Кто на вороном аргамаке? Кому быть, как не нашему богатырю, свету-то удальцу Захарью Петровичу. Лошадь с проточиной на лбу?
Да.
Я ее продал на запрошлой неделе и, право слово, в убыток.
Как же не в убыток? Ты ее украл у ногайского татарина в Тушинском лагере, да и ускакал на ней.
Да как скачет! Двести верст без отдыха и не пыхнет.
Точно, после двухсот верст она не пыхнет.
Не корми, сыта!
Точно шесть дней не корми, да на седьмой есть не давай, так сама овса не захочет.
Ей, Иван, не озорничай!

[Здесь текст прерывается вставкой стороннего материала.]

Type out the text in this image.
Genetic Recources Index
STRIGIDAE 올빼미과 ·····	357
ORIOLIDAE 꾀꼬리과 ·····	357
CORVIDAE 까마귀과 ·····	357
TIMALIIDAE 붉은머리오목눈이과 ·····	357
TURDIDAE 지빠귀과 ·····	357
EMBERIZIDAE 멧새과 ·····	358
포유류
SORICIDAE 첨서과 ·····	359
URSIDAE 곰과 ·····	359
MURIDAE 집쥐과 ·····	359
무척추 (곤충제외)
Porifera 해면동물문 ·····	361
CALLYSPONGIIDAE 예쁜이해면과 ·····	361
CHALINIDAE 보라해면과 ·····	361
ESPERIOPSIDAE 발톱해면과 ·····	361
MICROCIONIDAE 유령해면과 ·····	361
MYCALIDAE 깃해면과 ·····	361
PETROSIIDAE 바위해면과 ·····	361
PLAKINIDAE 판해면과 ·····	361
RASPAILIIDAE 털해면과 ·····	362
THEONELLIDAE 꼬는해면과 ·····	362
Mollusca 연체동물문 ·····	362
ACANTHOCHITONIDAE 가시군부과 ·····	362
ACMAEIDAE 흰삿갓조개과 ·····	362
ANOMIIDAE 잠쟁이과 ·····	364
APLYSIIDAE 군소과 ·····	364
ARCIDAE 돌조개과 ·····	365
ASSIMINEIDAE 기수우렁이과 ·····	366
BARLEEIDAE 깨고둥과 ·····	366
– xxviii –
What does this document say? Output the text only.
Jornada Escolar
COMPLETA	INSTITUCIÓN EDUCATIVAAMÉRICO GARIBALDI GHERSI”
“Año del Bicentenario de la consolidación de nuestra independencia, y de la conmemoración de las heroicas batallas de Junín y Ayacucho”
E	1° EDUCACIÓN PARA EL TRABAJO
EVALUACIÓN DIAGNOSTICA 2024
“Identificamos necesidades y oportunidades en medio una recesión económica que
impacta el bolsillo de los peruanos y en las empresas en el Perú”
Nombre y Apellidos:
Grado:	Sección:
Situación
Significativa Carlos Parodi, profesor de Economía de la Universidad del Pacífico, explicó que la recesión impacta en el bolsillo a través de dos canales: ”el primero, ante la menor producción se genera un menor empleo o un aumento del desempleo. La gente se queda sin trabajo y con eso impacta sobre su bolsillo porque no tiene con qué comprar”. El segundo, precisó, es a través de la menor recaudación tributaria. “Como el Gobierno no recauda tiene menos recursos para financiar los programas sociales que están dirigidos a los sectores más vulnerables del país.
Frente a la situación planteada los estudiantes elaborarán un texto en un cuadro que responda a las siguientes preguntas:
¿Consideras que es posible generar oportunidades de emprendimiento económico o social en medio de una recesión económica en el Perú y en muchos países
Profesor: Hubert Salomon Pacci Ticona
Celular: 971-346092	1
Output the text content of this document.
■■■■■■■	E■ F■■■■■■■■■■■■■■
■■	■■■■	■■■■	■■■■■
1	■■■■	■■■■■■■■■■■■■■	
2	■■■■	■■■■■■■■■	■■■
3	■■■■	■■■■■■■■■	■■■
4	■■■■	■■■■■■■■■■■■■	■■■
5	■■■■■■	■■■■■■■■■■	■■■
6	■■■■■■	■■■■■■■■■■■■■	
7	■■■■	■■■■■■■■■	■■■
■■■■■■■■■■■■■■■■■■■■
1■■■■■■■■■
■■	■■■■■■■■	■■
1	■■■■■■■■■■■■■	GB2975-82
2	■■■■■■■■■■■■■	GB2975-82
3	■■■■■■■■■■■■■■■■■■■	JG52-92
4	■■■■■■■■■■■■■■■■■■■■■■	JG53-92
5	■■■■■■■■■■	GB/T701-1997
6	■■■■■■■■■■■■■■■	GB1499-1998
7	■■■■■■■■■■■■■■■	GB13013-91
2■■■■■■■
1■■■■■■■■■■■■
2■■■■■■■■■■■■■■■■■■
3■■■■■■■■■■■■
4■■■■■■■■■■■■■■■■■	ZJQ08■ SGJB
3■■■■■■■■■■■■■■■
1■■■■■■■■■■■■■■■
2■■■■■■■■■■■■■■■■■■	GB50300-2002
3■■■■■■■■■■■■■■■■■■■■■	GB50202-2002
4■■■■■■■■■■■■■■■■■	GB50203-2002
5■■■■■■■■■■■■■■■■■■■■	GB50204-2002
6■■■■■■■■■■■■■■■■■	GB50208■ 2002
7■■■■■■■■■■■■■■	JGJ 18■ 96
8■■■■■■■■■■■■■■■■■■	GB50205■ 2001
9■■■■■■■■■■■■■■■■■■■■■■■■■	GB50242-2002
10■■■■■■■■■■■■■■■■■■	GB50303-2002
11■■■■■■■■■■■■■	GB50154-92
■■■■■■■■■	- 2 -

Плохо будет.
Лошадь хороша, да дорого заплатил за нее Прокофий Петрович.
Знать, не у тебя купил!
Нет, не у меня, а у коломенского Игната.
То-то же.
— Так ты изволил говорить, что князя Михайла Васильевича Скопина царь все еще в Москве держит. Что б это значило?
— А бог весть.
— Пора бы в поле, вот скоро май месяц, дороги просохли, войску поход будет легкий.
— Лучшее время в году, да и бог ведро посылает.
— А дела-то осталося князю Скопину довольно: Тушинский все еще беснуется в Калуге, поляки грабят около Старицы, а сам их король Жигмунт проклятый бьется об стены Смоленска.
— Ну что же? Жигмунту плоха удача с Смоленском, бьется об стены, да и лоб разобьет. Там воевода-то Шеин самому князю Михайлу под стать.
— Да, да он поляков потчевает со стены такою смородиною, что они себе оскомину наели.
— А ворам сапегиным около Старицы и уж не до жиру, а быть бы живу.
— Эх, их от Дмитрова Куакин-то пугнул! Говорят, на лыжах к ним подъехал; а поляк, как волк, на лыжах ходить не умеет. Их, слышно, там в глубоком снеге пропасть похоронили.
— Правда, правда; мой брат двоюродный ходил с Куракиным и все дело мне рассказывал. Мертвых кучами клали, да жгли. И поделом этой нехристи поганой: всю Русь раграбили. А уж о Тушинском что и говорить? Ему плохие пиры в Калуге; шайка у него осталась малая, и бояре почти все от него поотстали.
— Ох, эти бояре, бояре! Они-то и беду всю сделали, и нас-то, людей малых, в соблазн ввели.
— Ну, не все бояре под одну стать. Вот князь Михаил чист пред богом: в руке меч, а в сердце крест божий. Его и Маринка-ведьма не обморочит.
— Об нем речи не было; а пора бы ему Тушинскую гадину вконец сгубить.
Что? Иль об калужском царике говорите? Ему уж куда плохо пришлось. Я намеднясь к брату писал: «Покинь, мол, его; несдобровать ему».
— Аль брат твой Федотка все еще у него служит?
При нем.
— Неужели еще все верит Самозванцу? Казалось, Федот малый смышленый.
Верит не верит, а служит. Теперь время смутное: норовишь, как бы с голода не умереть. Думаешь тут одного брата разорят, так у другого кусок лишний останется.